Beacons help capture a demographic that is fond of soaking in store window displays without actually venturing inside the store. With beacon technology, passers-by can receive more information about the products on display or offers related to them. This functionality gets people excited about the idea of a purchase, changing them from dreamers to doers when it comes to bringing home the products they were gazing at moments before.
A Storied Tradition of Window Shopping
In 1852, a visionary Frenchman named Aristide Boucicaut invented the idea of a department store, opening his Le Bon Marché in Paris that year. Among his innovations was the idea of selling a large variety of goods in a large “indoor market” type building — a “town within a town,” in his own words.
To get the point across that consumers could enter the building and buy any number of fabulous household goods, Boucicaut used enormous and expensive plate glass windows displaying an attractive diorama of some of the most desirable products currently on sale. The idea caught on with other large retailers, and by 1872 Bloomingdale’s, Macy’s and Marshall Field’s all had built opulent department stores with lavish window displays.
People walking down the street on their way to work, attend a show or venturing home would see the fabulous displays and be enchanted by them. Many would be drawn into the store to ask about the items, but others would simply linger. After a while, “window shopping” became a pastime of its own, where people would take in the alluring window displays without any intention of entering the store. The displays had become effective at attracting people, but not always converting them into customers.
How Beacons Create a New Narrative of Action-Prone Customers
The truth is that window displays have become a potential victim of “art for art’s sake.” Giorgio Armani, Salvador Dali, Andy Warhol and Fleetwood Mac singer Christine McVie were all at one time window dressers. L. Frank Baum, beloved children’s writer of the Wizard of Oz book series, even once wrote an entire book on the subject matter. The fanciful displays fit well with his imaginative sensibilities, enabling him to create a fantastic world within the space between the divider and the window glass.
Beacons can transform these imaginary realities into actuality within the customer’s mind. They can convert their impulse to marvel at the tableaus into sales actions by using beacon-enabled retail platforms. A window shopper can find out how much the products cost, what their features are and how they fit within any emotional or value-focused brand campaigns. Beacons can also let customers know about offers related to the window displays, motivating them to take action before the offers expire. This type of customer conversion helps brands who are working on building retail traffic.

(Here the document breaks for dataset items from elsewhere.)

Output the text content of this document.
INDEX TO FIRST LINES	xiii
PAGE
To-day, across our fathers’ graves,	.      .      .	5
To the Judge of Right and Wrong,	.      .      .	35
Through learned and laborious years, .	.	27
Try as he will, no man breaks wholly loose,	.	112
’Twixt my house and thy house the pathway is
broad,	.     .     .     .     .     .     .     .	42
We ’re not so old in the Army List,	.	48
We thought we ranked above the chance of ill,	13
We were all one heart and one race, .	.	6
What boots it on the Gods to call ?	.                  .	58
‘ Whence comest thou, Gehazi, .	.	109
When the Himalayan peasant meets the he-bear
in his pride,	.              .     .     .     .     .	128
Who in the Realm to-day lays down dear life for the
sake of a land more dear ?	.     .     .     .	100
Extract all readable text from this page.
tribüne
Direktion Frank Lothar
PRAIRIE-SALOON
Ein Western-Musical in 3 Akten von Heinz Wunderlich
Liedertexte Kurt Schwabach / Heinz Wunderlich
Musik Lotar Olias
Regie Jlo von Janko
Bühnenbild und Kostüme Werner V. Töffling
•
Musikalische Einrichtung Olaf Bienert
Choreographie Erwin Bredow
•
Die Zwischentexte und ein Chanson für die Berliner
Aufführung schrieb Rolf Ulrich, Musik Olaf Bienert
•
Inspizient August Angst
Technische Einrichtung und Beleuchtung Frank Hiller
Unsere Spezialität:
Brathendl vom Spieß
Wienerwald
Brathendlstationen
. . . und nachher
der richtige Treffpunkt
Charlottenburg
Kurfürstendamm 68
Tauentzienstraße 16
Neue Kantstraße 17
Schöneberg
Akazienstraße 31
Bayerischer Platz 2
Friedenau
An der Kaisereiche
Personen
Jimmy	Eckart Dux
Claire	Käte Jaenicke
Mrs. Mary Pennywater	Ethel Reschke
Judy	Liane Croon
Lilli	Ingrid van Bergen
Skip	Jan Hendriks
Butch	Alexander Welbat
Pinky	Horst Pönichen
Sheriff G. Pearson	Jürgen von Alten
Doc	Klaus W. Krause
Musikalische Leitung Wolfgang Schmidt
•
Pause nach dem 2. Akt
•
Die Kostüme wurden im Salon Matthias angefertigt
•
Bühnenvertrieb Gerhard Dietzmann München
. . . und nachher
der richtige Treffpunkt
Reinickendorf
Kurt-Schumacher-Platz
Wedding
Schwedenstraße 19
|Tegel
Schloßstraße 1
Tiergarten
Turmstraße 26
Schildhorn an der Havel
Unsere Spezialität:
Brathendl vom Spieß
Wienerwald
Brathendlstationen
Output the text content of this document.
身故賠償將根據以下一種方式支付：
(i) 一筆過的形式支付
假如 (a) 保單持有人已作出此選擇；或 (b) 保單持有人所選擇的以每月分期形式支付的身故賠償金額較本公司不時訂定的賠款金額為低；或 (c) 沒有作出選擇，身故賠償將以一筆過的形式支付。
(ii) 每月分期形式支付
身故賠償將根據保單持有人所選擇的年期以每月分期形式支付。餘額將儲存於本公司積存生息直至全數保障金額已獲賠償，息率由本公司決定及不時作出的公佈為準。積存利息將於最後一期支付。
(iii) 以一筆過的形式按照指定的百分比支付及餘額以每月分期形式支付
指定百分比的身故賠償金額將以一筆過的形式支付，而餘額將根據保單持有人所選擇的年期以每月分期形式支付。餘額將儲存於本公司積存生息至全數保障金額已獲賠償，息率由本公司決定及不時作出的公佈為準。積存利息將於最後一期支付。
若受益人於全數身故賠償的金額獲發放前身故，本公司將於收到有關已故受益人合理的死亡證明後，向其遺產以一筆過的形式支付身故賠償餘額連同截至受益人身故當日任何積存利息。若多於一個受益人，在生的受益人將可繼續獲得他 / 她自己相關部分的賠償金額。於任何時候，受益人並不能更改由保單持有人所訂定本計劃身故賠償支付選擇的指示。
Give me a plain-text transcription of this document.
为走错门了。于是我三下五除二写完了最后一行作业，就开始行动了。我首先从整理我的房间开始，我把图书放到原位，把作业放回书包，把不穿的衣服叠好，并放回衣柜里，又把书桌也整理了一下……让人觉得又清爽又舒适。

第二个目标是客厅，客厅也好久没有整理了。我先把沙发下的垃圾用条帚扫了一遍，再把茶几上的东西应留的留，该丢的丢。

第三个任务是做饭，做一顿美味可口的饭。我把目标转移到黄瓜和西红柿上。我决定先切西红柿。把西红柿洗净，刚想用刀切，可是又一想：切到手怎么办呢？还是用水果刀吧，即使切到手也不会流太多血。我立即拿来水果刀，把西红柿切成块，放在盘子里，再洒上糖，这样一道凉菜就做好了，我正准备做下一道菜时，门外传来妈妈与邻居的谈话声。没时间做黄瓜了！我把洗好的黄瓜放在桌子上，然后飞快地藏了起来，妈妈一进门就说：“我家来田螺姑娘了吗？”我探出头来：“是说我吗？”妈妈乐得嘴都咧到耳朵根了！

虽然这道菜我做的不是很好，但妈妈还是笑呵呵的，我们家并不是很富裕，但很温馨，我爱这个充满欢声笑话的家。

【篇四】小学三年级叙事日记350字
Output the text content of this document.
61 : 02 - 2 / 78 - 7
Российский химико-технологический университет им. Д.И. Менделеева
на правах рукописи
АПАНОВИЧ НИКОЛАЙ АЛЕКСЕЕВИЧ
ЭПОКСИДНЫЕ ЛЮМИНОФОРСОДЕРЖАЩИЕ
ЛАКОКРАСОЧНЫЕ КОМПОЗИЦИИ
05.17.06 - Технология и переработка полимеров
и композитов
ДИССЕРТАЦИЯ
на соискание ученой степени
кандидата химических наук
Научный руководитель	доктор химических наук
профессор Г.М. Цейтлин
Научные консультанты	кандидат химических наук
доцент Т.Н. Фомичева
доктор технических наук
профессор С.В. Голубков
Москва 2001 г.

From the retailer’s standpoint, customers’ interactions with the beacons can yield incredible insights as to how window displays affect shopping behavior. The retailer can learn which displays attract the most attention or which objects are considered most desirable within a window display based on how the customer navigates the beacon-enabled app. Over time, expect window displays to become more and more effective at generating sales instead of merely looking pretty as a direct result of these informative data sources.